According to the CBC website, 1 star means that this show is "a clunker. Don’t go. Unless you have a family member in the show. Even then, think twice."

Ouch.

For those of you who are just dying to read the whole review, by all means, go right ahead.

I'd really like to say that when I read this review I chuckled confidently, shook out my long blond mane and sexily strutted off  as I continued to flyer...  Or that I pulled a Colette Kendall, all middle fingers of artistic justice blazing among the detonation of righteous F-Bombs... but no, I wasn't that strong.  Once the initially shock wore off, I just kind of melted.  Natasha was the real professional.  She took off to flyer another line-up as I took a moment in the ladies lavatory of Red River College.  And I cried.  Yes, that's right, the CBC made me cry because that shit f'n hurts.

When I was done, that's when I became proactive.  I made a phone call to someone who has been doing this a lot longer than I have.  His first piece of advice: Don't change a thing.  Followed by "this may sound a little fucked but you should actually be happier to get 1 star instead of 3." It makes sense.  If there are 150 shows in town, people will probably be skipping the middle ground reviews.

This conversation also made me wonder about how much importance we place on reviews.  Since I got a poor one, many people swear to me that "no one really cares about the CBC reviews."  However, if I had gotten 5 stars, would they still be saying the same thing?  Who really cares about these stars?  (OK, I do. Kinda. A little.) It is all so subjective.
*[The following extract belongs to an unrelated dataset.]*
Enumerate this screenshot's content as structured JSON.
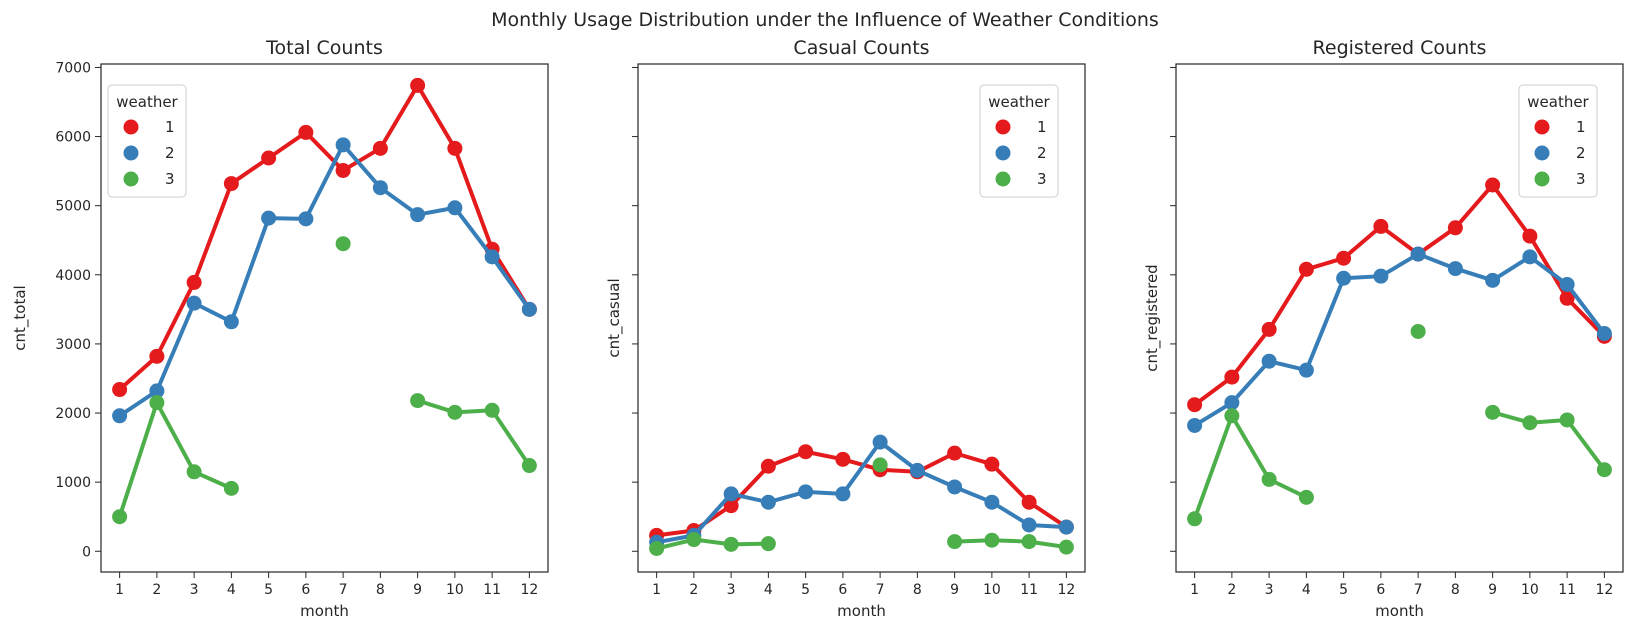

Natasha and I then started planning our next step.  But first, we watched Rob Gee's Fruitcake, a show the CBC gave 2 stars (a review which I can say was absolute bullshit as the show totally deserves 4 stars - though to be fair he is a psychiatrist talking about psychiatry - something the CBC apprently frowns upon).  It was probably the best thing for me to watch at the moment because it included a wonderful little song with a chorus that goes "It could be worse, it could be worse, it's not time for the herse."
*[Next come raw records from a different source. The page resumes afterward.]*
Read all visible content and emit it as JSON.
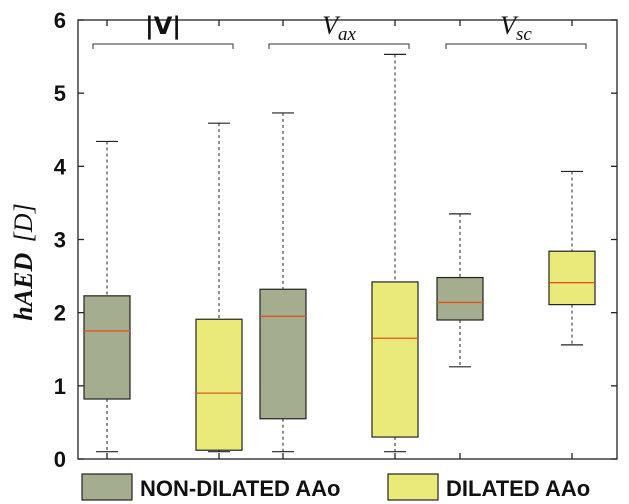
{
  "chart_data": {
    "type": "box",
    "y_axis": {
      "label_main": "hAED",
      "label_unit": "[D]",
      "ylim": [
        0,
        6
      ],
      "ticks": [
        0,
        1,
        2,
        3,
        4,
        5,
        6
      ]
    },
    "groups": [
      {
        "label_main": "|V|",
        "label_sub": ""
      },
      {
        "label_main": "V",
        "label_sub": "ax"
      },
      {
        "label_main": "V",
        "label_sub": "sc"
      }
    ],
    "series": [
      {
        "name": "NON-DILATED AAo",
        "color": "#a4ad8e"
      },
      {
        "name": "DILATED AAo",
        "color": "#eaea7a"
      }
    ],
    "boxes": [
      {
        "group": 0,
        "series": 0,
        "whisker_low": 0.1,
        "q1": 0.82,
        "median": 1.75,
        "q3": 2.23,
        "whisker_high": 4.34
      },
      {
        "group": 0,
        "series": 1,
        "whisker_low": 0.1,
        "q1": 0.12,
        "median": 0.9,
        "q3": 1.91,
        "whisker_high": 4.59
      },
      {
        "group": 1,
        "series": 0,
        "whisker_low": 0.1,
        "q1": 0.55,
        "median": 1.95,
        "q3": 2.32,
        "whisker_high": 4.73
      },
      {
        "group": 1,
        "series": 1,
        "whisker_low": 0.1,
        "q1": 0.3,
        "median": 1.65,
        "q3": 2.42,
        "whisker_high": 5.53
      },
      {
        "group": 2,
        "series": 0,
        "whisker_low": 1.26,
        "q1": 1.9,
        "median": 2.14,
        "q3": 2.48,
        "whisker_high": 3.35
      },
      {
        "group": 2,
        "series": 1,
        "whisker_low": 1.56,
        "q1": 2.11,
        "median": 2.41,
        "q3": 2.84,
        "whisker_high": 3.93
      }
    ],
    "legend_placement": "bottom",
    "median_color": "#e0531f",
    "grid": false
  }
}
We then set off to own our giant star.  You see, something odd started to happen.  I was telling a fellow performer about the review when someone interrupted me:

"What show is this?"

"No Exit Upstage. The CBC gave us 1 star."

"Good.  I'll probably like it then."

Well isn't that interesting?

While we won't be pushing the fact that we got 1 star at every opportunity, we are delving into a bit of a symbolic homage to the CBC.

In case you're wondering, we're only wearing one earing each.

I'll be wearing a single earing in the shape of a star until the end of the festival.  I've even included it to my costume for the show which was absolutely super magic frakkin fantastic last night.  If someone asks about my new accessory, I will gladly tell them about it, but until then I will just kick the flyering up a notch and do what I do best: talk passionately about the theatre (and myself).